To complicate matters further, Pico lasers can be High or Low quality and Q switched lasers can be Active or Passive. The differences are explained below:

Pico Lasers

Video for Pico lasers

These lasers can be split into 2 camps – High-Quality Pico & Low-Quality Pico

A High-Quality Pico utilises a seed laser to interfere with an actively Q Switched treatment beam. Light is used to control light delivering a fixed pulse width or shutter speed (in our laser 350ps KTP or 450ps Nd Yag) at a high energy of 800mj.

A Low-Quality Pico utilises older repackaged Q switched technology and runs the Q switch faster – electronics controls light producing an unstable fluctuating pulse width or shutter speed that cannot be faster than 500ps and becomes longer as the fluence increases. The max power output is only 400mj.

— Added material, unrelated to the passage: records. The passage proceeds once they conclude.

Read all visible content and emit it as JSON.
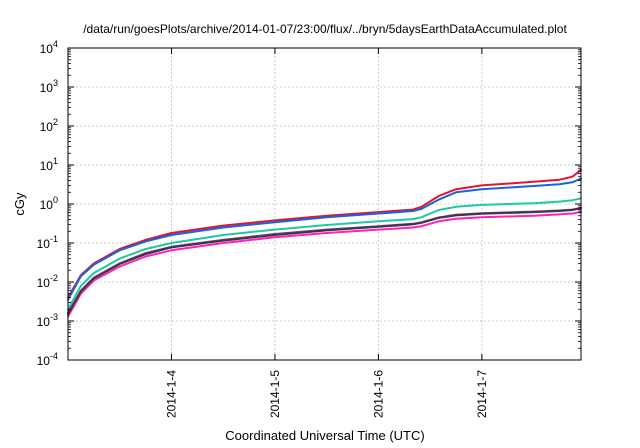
{
  "chart_data": {
    "type": "line",
    "title": "/data/run/goesPlots/archive/2014-01-07/23:00/flux/../bryn/5daysEarthDataAccumulated.plot",
    "xlabel": "Coordinated Universal Time (UTC)",
    "ylabel": "cGy",
    "x_ticks": [
      "2014-1-4",
      "2014-1-5",
      "2014-1-6",
      "2014-1-7"
    ],
    "y_scale": "log",
    "ylim": [
      0.0001,
      10000
    ],
    "xlim": [
      "2014-01-03T00:00",
      "2014-01-07T23:00"
    ],
    "y_ticks": [
      {
        "base": "10",
        "exp": "-4"
      },
      {
        "base": "10",
        "exp": "-3"
      },
      {
        "base": "10",
        "exp": "-2"
      },
      {
        "base": "10",
        "exp": "-1"
      },
      {
        "base": "10",
        "exp": "0"
      },
      {
        "base": "10",
        "exp": "1"
      },
      {
        "base": "10",
        "exp": "2"
      },
      {
        "base": "10",
        "exp": "3"
      },
      {
        "base": "10",
        "exp": "4"
      }
    ],
    "grid": true,
    "series": [
      {
        "color": "#e8112d",
        "x": [
          "2014-01-03T00:00",
          "2014-01-03T03:00",
          "2014-01-03T06:00",
          "2014-01-03T12:00",
          "2014-01-03T18:00",
          "2014-01-04T00:00",
          "2014-01-04T12:00",
          "2014-01-05T00:00",
          "2014-01-05T12:00",
          "2014-01-06T00:00",
          "2014-01-06T08:00",
          "2014-01-06T10:00",
          "2014-01-06T14:00",
          "2014-01-06T18:00",
          "2014-01-07T00:00",
          "2014-01-07T12:00",
          "2014-01-07T18:00",
          "2014-01-07T21:00",
          "2014-01-07T23:00"
        ],
        "y": [
          0.004,
          0.015,
          0.03,
          0.07,
          0.12,
          0.18,
          0.28,
          0.38,
          0.5,
          0.62,
          0.72,
          0.85,
          1.6,
          2.4,
          3.0,
          3.7,
          4.2,
          5.0,
          7.5
        ]
      },
      {
        "color": "#1565e0",
        "x": [
          "2014-01-03T00:00",
          "2014-01-03T03:00",
          "2014-01-03T06:00",
          "2014-01-03T12:00",
          "2014-01-03T18:00",
          "2014-01-04T00:00",
          "2014-01-04T12:00",
          "2014-01-05T00:00",
          "2014-01-05T12:00",
          "2014-01-06T00:00",
          "2014-01-06T08:00",
          "2014-01-06T10:00",
          "2014-01-06T14:00",
          "2014-01-06T18:00",
          "2014-01-07T00:00",
          "2014-01-07T12:00",
          "2014-01-07T18:00",
          "2014-01-07T21:00",
          "2014-01-07T23:00"
        ],
        "y": [
          0.0035,
          0.014,
          0.028,
          0.065,
          0.11,
          0.16,
          0.25,
          0.34,
          0.46,
          0.57,
          0.66,
          0.75,
          1.3,
          2.0,
          2.4,
          2.9,
          3.2,
          3.6,
          4.5
        ]
      },
      {
        "color": "#1ec8a0",
        "x": [
          "2014-01-03T00:00",
          "2014-01-03T03:00",
          "2014-01-03T06:00",
          "2014-01-03T12:00",
          "2014-01-03T18:00",
          "2014-01-04T00:00",
          "2014-01-04T12:00",
          "2014-01-05T00:00",
          "2014-01-05T12:00",
          "2014-01-06T00:00",
          "2014-01-06T08:00",
          "2014-01-06T10:00",
          "2014-01-06T14:00",
          "2014-01-06T18:00",
          "2014-01-07T00:00",
          "2014-01-07T12:00",
          "2014-01-07T18:00",
          "2014-01-07T21:00",
          "2014-01-07T23:00"
        ],
        "y": [
          0.002,
          0.008,
          0.017,
          0.04,
          0.07,
          0.1,
          0.16,
          0.22,
          0.29,
          0.36,
          0.41,
          0.46,
          0.7,
          0.85,
          0.95,
          1.05,
          1.15,
          1.25,
          1.4
        ]
      },
      {
        "color": "#8a3090",
        "x": [
          "2014-01-03T00:00",
          "2014-01-03T03:00",
          "2014-01-03T06:00",
          "2014-01-03T12:00",
          "2014-01-03T18:00",
          "2014-01-04T00:00",
          "2014-01-04T12:00",
          "2014-01-05T00:00",
          "2014-01-05T12:00",
          "2014-01-06T00:00",
          "2014-01-06T08:00",
          "2014-01-06T10:00",
          "2014-01-06T14:00",
          "2014-01-06T18:00",
          "2014-01-07T00:00",
          "2014-01-07T12:00",
          "2014-01-07T18:00",
          "2014-01-07T21:00",
          "2014-01-07T23:00"
        ],
        "y": [
          0.0016,
          0.006,
          0.013,
          0.03,
          0.055,
          0.08,
          0.12,
          0.17,
          0.22,
          0.27,
          0.31,
          0.34,
          0.45,
          0.53,
          0.58,
          0.64,
          0.68,
          0.72,
          0.8
        ]
      },
      {
        "color": "#ff1ec8",
        "x": [
          "2014-01-03T00:00",
          "2014-01-03T03:00",
          "2014-01-03T06:00",
          "2014-01-03T12:00",
          "2014-01-03T18:00",
          "2014-01-04T00:00",
          "2014-01-04T12:00",
          "2014-01-05T00:00",
          "2014-01-05T12:00",
          "2014-01-06T00:00",
          "2014-01-06T08:00",
          "2014-01-06T10:00",
          "2014-01-06T14:00",
          "2014-01-06T18:00",
          "2014-01-07T00:00",
          "2014-01-07T12:00",
          "2014-01-07T18:00",
          "2014-01-07T21:00",
          "2014-01-07T23:00"
        ],
        "y": [
          0.0013,
          0.005,
          0.011,
          0.025,
          0.045,
          0.065,
          0.1,
          0.14,
          0.18,
          0.22,
          0.25,
          0.27,
          0.36,
          0.42,
          0.46,
          0.5,
          0.54,
          0.57,
          0.63
        ]
      },
      {
        "color": "#3a3a3a",
        "x": [
          "2014-01-03T00:00",
          "2014-01-03T03:00",
          "2014-01-03T06:00",
          "2014-01-03T12:00",
          "2014-01-03T18:00",
          "2014-01-04T00:00",
          "2014-01-04T12:00",
          "2014-01-05T00:00",
          "2014-01-05T12:00",
          "2014-01-06T00:00",
          "2014-01-06T08:00",
          "2014-01-06T10:00",
          "2014-01-06T14:00",
          "2014-01-06T18:00",
          "2014-01-07T00:00",
          "2014-01-07T12:00",
          "2014-01-07T18:00",
          "2014-01-07T21:00",
          "2014-01-07T23:00"
        ],
        "y": [
          0.0015,
          0.0058,
          0.0125,
          0.029,
          0.052,
          0.077,
          0.115,
          0.16,
          0.21,
          0.26,
          0.3,
          0.33,
          0.44,
          0.51,
          0.56,
          0.62,
          0.66,
          0.7,
          0.78
        ]
      }
    ]
  }
}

Half the power at a wider pulse width equals low power, slow results and disappointing clinical outcomes.

Active Q Switching

Our active Q switched lasers have the ability to deliver a single high-energy pulse. This is important because only the 1st pulse is able to shatter the pigmented lesion, leaving water vapour behind forming a frosted white appearance.

This frosted white reaction forms an impenetrable optical shield. If additional pulses are stacked in the same area they will only have the unwanted effect of over heating the skin resulting in thermal damage.

Passive Q Switching

Most of the laser technologies advertised for pigment removal are cheaper lasers that produce a train of smaller pulses of energy, delivered rapidly (like a machine gun) and misleadingly added together to give one energy output. It is inferior and much cheaper to produce than an active Q switched laser.

A full medical consultation is essential for diagnosis, confirmation and exclusion of pigment problems associated with malignancy such as melanoma. At our Cambridge Laser Clinic all consultations for pigmented lesions are carried out by a doctor.